First-class IDE support has been one of Scala's sore spots. Although all the major Java IDEs, including Eclipse, NetBeans, and IntelliJ IDEA, support Scala development, working with Scala in these IDEs is not as polished an experience as coding Java is via these tools. The Scala IDE landscape, however, is changing fast, with improved tools being released at a steady clip.
The latest major Scala tools upgrade occurred as part of the Scala's 2.7.4 release candidate. One of the main challenges the Scala IDE for Eclipse aims to address is the ease with which Java and Scala projects can be combined:
This release is based on a new approach to integration with the Eclipse JDT which makes use of Equinox Aspects and the JDT weaving functionality developed in conjunction with Andrew Eisenberg of AJDT.

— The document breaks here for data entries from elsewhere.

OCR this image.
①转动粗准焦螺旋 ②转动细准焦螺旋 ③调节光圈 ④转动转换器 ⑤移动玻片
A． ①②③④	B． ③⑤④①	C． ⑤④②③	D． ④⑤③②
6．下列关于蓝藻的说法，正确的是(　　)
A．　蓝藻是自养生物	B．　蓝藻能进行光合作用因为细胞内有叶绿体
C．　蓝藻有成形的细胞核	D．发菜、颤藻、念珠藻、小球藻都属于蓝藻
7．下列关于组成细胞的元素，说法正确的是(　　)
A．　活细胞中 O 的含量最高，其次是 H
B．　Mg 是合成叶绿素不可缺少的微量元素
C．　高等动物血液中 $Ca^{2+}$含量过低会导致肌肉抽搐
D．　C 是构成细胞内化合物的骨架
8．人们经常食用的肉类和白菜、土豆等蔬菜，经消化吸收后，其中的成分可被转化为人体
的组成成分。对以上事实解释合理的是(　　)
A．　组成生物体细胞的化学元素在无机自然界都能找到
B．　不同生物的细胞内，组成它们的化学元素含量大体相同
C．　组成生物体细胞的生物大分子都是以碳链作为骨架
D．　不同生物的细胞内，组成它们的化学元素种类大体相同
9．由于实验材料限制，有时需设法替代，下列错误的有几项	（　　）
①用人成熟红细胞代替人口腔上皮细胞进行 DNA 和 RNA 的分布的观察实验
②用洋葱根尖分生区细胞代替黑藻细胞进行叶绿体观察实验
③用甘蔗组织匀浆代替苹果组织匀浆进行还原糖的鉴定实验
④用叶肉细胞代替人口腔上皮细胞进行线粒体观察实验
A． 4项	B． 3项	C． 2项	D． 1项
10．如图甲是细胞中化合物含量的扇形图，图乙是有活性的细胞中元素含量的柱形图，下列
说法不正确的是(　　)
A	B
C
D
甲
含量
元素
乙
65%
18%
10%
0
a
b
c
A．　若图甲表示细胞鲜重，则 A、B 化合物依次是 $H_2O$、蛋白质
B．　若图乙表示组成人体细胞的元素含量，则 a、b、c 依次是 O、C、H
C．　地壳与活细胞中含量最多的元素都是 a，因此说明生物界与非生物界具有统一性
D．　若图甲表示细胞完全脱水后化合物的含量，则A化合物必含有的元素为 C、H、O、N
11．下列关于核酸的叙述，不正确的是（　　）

This allows for much deeper and more robust interoperation between Eclipse's Scala and Java tooling. As a result many long standing bugs have been resolved ... and many additional JDT features will now work correctly with Scala projects.
From 2.7.4 onwards the new name for the plugin is the Scala IDE for Eclipse...
Those with an existing Eclipse installation can access the latest Scala IDE from the project's Eclipse update site.
What do you think of the current state of Scala tools support?
The NetBeans plugin is usable but clearly needs more work. Most obvious flaw (to me) is that it doesn't recompile all the necessary files after a change. Admittedly even IDEA sometimes still gets this wrong for Java. I don't know about the state of the others.